I spent a few hours at Aster Data on my West Coast swing last week, which has now officially put out Version 3 of nCluster. Highlights included:
- Aster says it now has “tens” of paying nCluster customers.
- MySpace aside, I got the sense that Aster Data’s customer databases are concentrated in the low single digits of terabytes. Speed and robustness of analytics seem to outweigh data volumes for Aster.
- Aster’s nCluster pricing remains a deep, dark secret.
- The majority of Aster customers are still internet companies, but that category no longer is 100% of the total. Aster even gave me one application example – admittedly, a not-yet-signed deal – that had nothing to do with web clicks, network management, or consumer marketing in any direct way.
- nCluster applications still appear concentrated in what Aster calls the “frontline,” which essentially equates to “decision-making based – at least in part – on very fresh data.” This fits well with Aster’s focus on uptime.
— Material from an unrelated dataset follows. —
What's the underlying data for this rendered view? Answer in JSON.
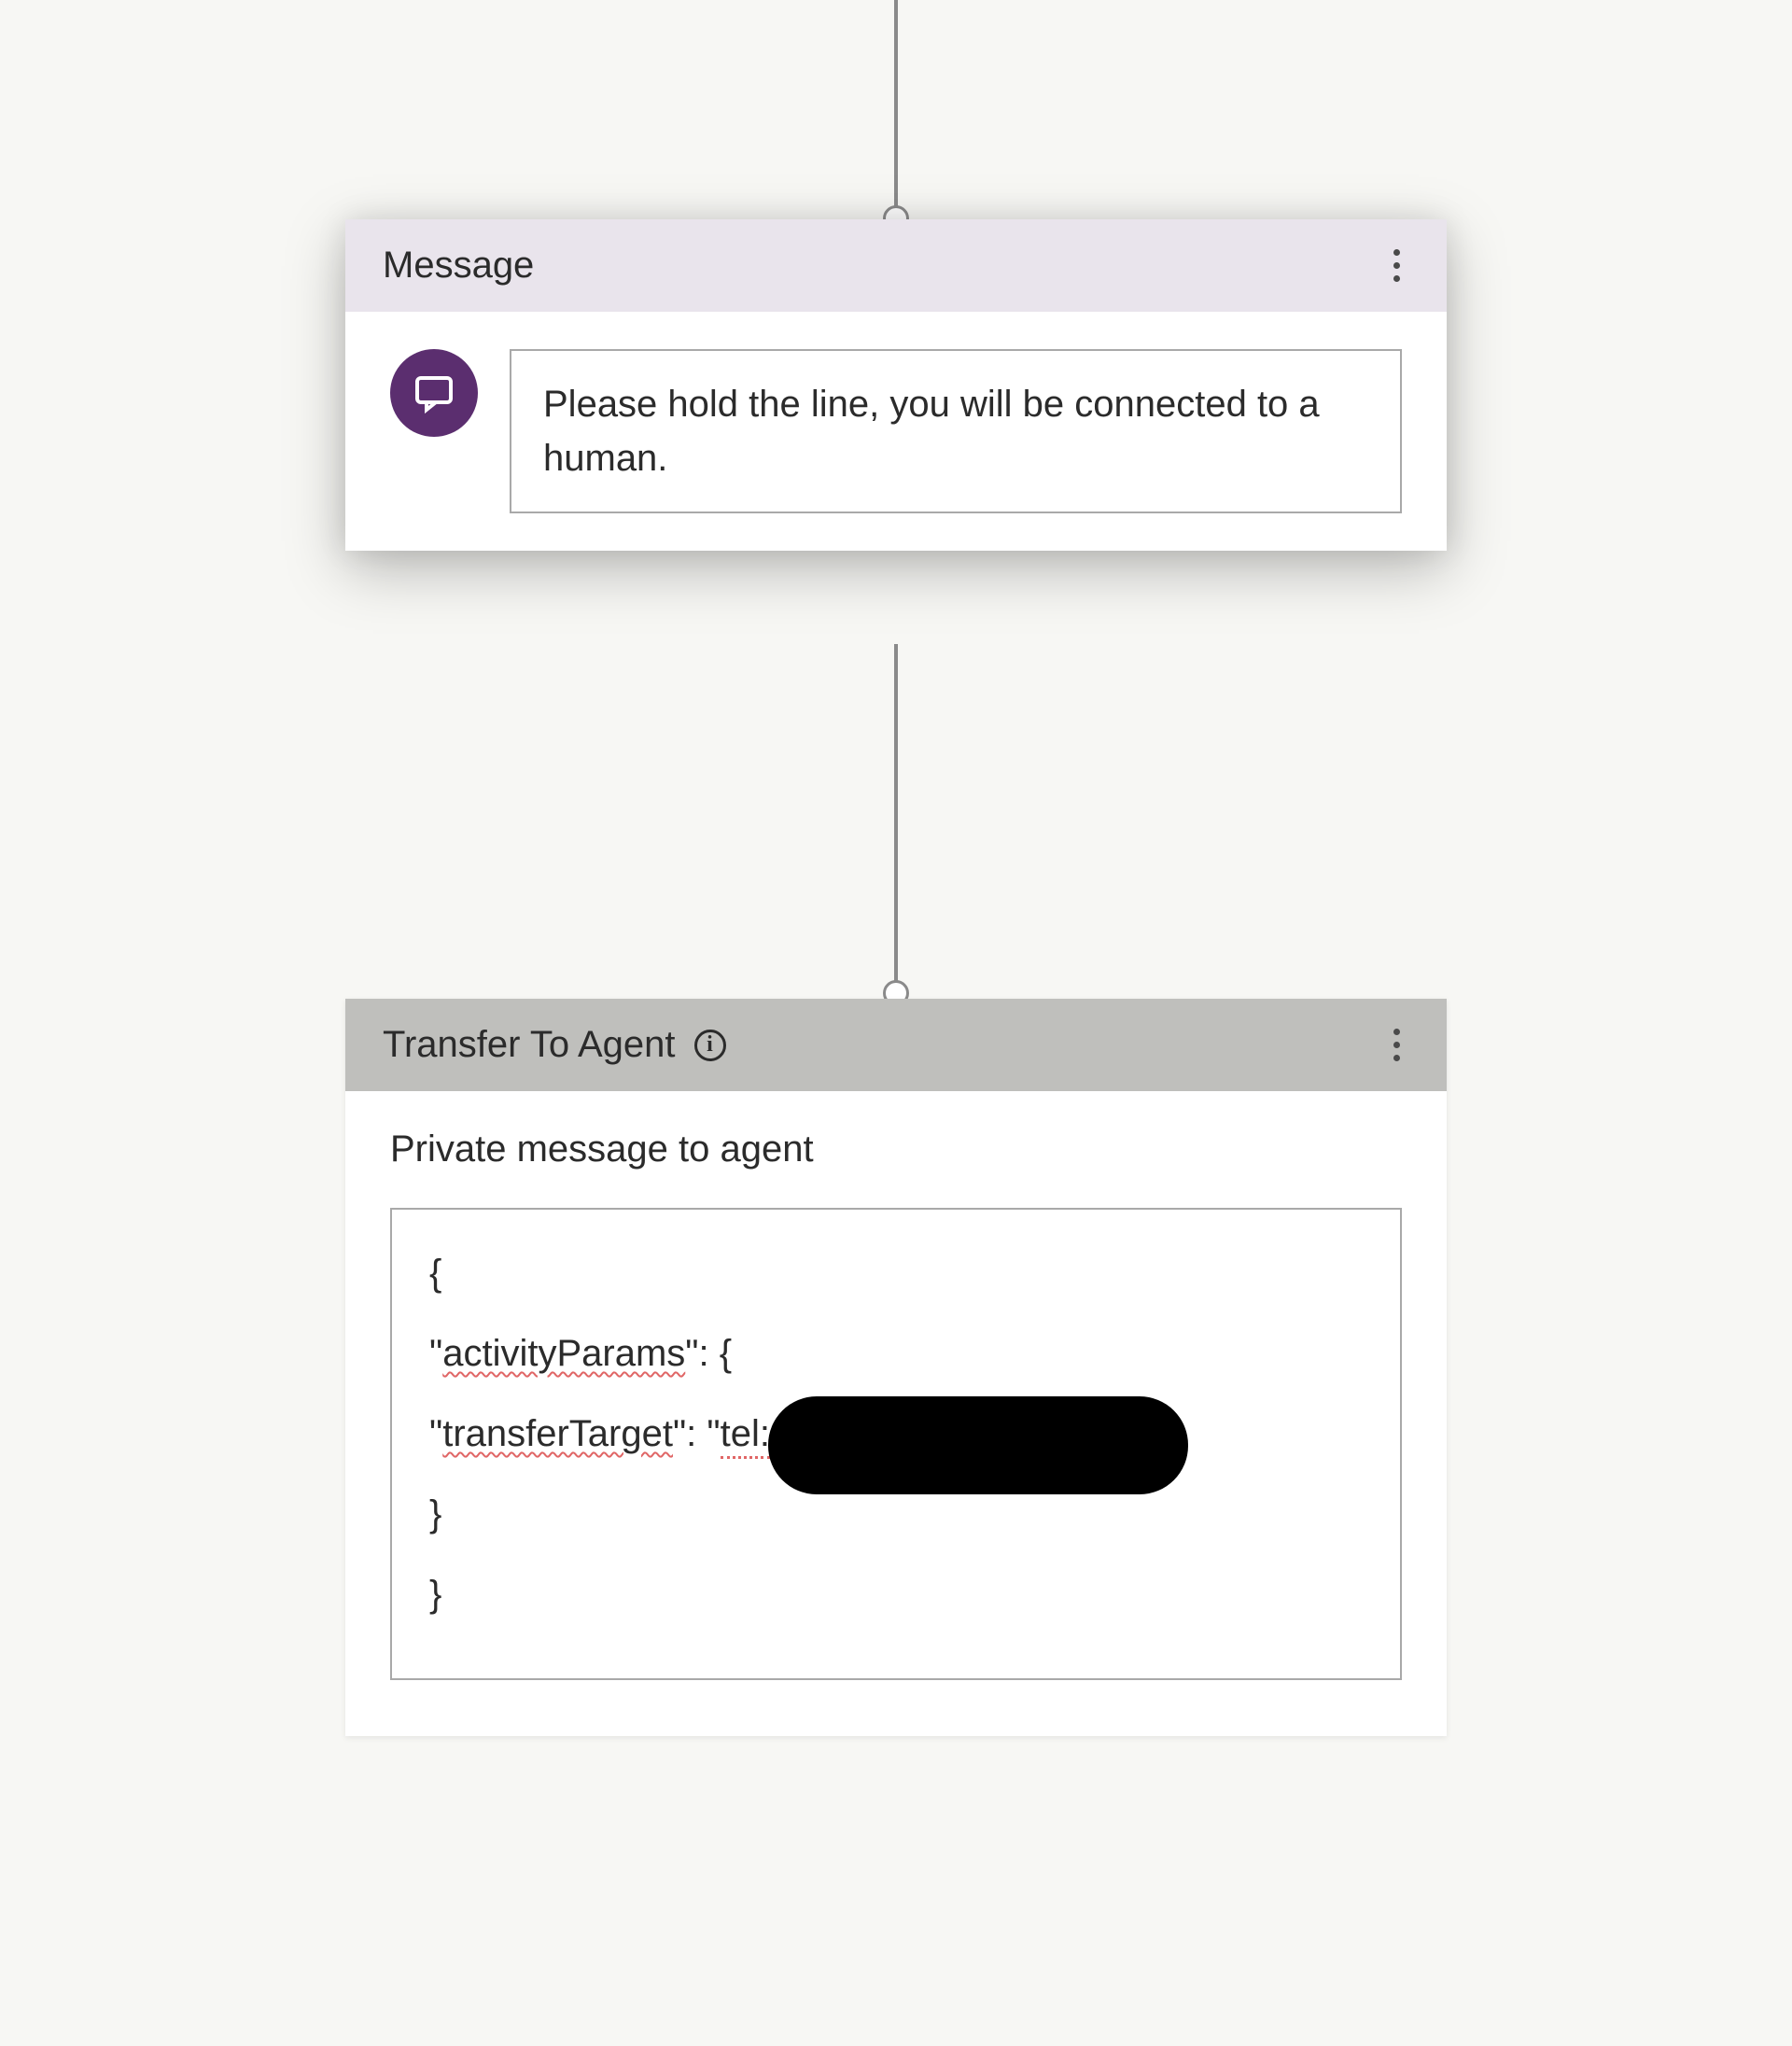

- A minority of Aster Data customers are using MapReduce.
- MapReduce is very pipelined on nCluster. Queries are rather pipelined too, RAM permitting, but – well, blocking operators are blocking operators.
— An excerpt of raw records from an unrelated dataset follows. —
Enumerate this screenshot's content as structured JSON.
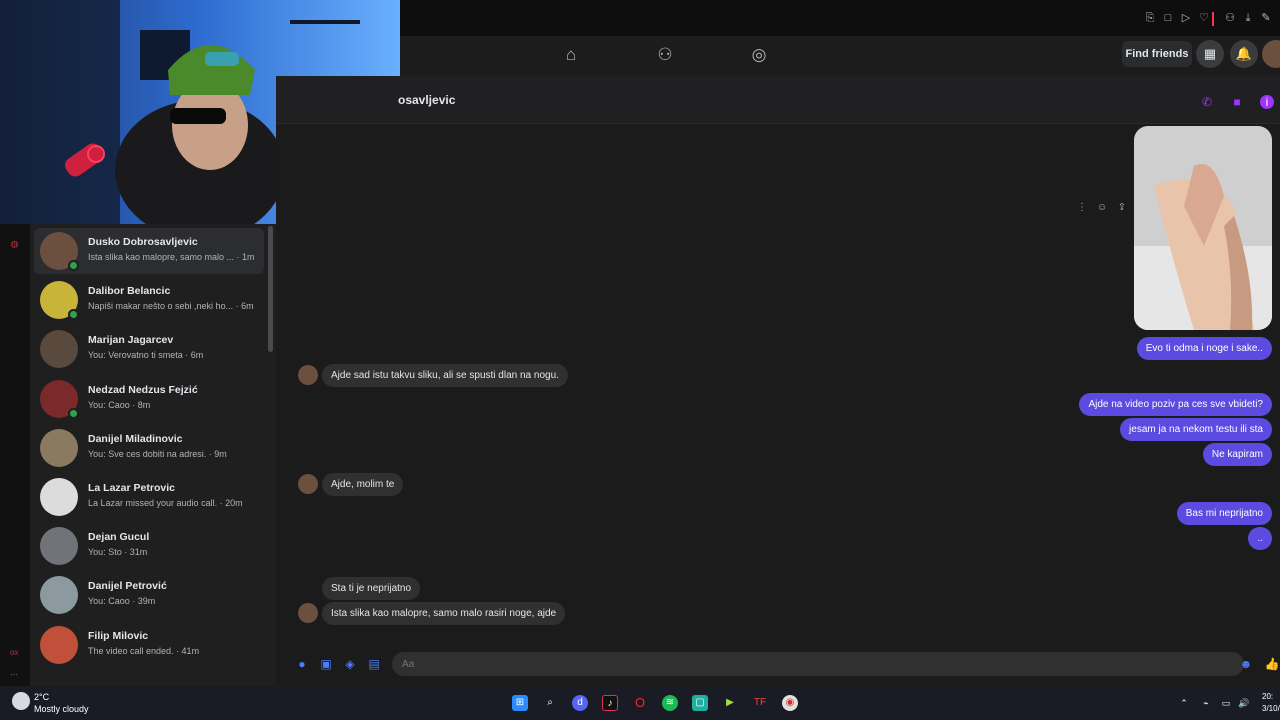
{
  "nav": {
    "find_friends": "Find friends",
    "icons": [
      "home-icon",
      "friends-icon",
      "groups-icon",
      "apps-grid-icon",
      "notifications-icon"
    ]
  },
  "conversation": {
    "name": "osavljevic",
    "header_icons": [
      "phone-icon",
      "video-icon",
      "info-icon"
    ],
    "messages": [
      {
        "dir": "out",
        "text": "Evo ti odma i noge i sake.."
      },
      {
        "dir": "in",
        "text": "Ajde sad istu takvu sliku, ali se spusti dlan na nogu."
      },
      {
        "dir": "out",
        "text": "Ajde na video poziv pa ces sve vbideti?"
      },
      {
        "dir": "out",
        "text": "jesam ja na nekom testu ili sta"
      },
      {
        "dir": "out",
        "text": "Ne kapiram"
      },
      {
        "dir": "in",
        "text": "Ajde, molim te"
      },
      {
        "dir": "out",
        "text": "Bas mi neprijatno"
      },
      {
        "dir": "out",
        "text": ".."
      },
      {
        "dir": "in",
        "text": "Sta ti je neprijatno"
      },
      {
        "dir": "in",
        "text": "Ista slika kao malopre, samo malo rasiri noge, ajde"
      }
    ],
    "composer_placeholder": "Aa"
  },
  "chats": [
    {
      "name": "Dusko Dobrosavljevic",
      "preview": "Ista slika kao malopre, samo malo ... · 1m",
      "online": true,
      "active": true,
      "color": "#6b5040"
    },
    {
      "name": "Dalibor Belancic",
      "preview": "Napiši makar nešto o sebi ,neki ho... · 6m",
      "online": true,
      "active": false,
      "color": "#c9b43a"
    },
    {
      "name": "Marijan Jagarcev",
      "preview": "You: Verovatno ti smeta · 6m",
      "online": false,
      "active": false,
      "color": "#5a4a3e"
    },
    {
      "name": "Nedzad Nedzus Fejzić",
      "preview": "You: Caoo · 8m",
      "online": true,
      "active": false,
      "color": "#7a2a2a"
    },
    {
      "name": "Danijel Miladinovic",
      "preview": "You: Sve ces dobiti na adresi. · 9m",
      "online": false,
      "active": false,
      "color": "#8a7a60"
    },
    {
      "name": "La Lazar Petrovic",
      "preview": "La Lazar missed your audio call. · 20m",
      "online": false,
      "active": false,
      "color": "#dcdcdc"
    },
    {
      "name": "Dejan Gucul",
      "preview": "You: Sto · 31m",
      "online": false,
      "active": false,
      "color": "#707478"
    },
    {
      "name": "Danijel Petrović",
      "preview": "You: Caoo · 39m",
      "online": false,
      "active": false,
      "color": "#8c9aa0"
    },
    {
      "name": "Filip Milovic",
      "preview": "The video call ended. · 41m",
      "online": false,
      "active": false,
      "color": "#c0503a"
    }
  ],
  "taskbar": {
    "weather_temp": "2°C",
    "weather_desc": "Mostly cloudy",
    "clock": "20:",
    "date": "3/10/",
    "apps": [
      "windows-start-icon",
      "search-icon",
      "discord-icon",
      "tiktok-icon",
      "opera-icon",
      "spotify-icon",
      "chat-app-icon",
      "game-icon",
      "app-icon",
      "chrome-icon"
    ]
  },
  "colors": {
    "accent": "#5b4be0",
    "messenger_purple": "#a033ff",
    "online": "#31a24c"
  }
}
- nCluster partitions are technically implemented as separate tables. Therefore, anything that’s true of nCluster tables is true of nCluster partitions as well.
- Since my last Aster Data overview, Aster has added compression, specifically three levels (Low/Medium/High) that are all variants of Lempel-Ziv. Ajeet Singh of Aster, based both on his experience there and at Oracle, confidently asserts that Aster’s compression levels approach those of column stores on comparable kinds of data. Ajeet believes it’s been proven that row stores with megabytish block sizes are close to row stores in the compression they can achieve.
- nCluster compression schemes can be chosen on a table-by-table (and hence partition-by-partition) basis.
- Aster Data has extended its node specialization (I think that’s a better name than “node heterogeneity”, which is what I had been using) story. Along with specialized nodes for bulk load and export, Aster now has added a couple of specialized node kinds for backup (one to coordinate backup work, one to actually do it). Obviously, this helps with assuring consistent analytic performance, at the cost of requiring extra hardware.
- Aster Data is proud of backup and restore performance, which it sees as central to a general 24×7 uptime story. E.g., Aster says nCluster’s incremental backup capability is robust enough that users never need to do a full backup. nCluster backup freshness can be scheduled table-by-table, and hence partition-by-partition. Similarly, restores can be done on the most crucial tables or partitions first.
In other news, Aster has picked up a second well-known customer, because Akamai is acquiring Aster customer Acerno.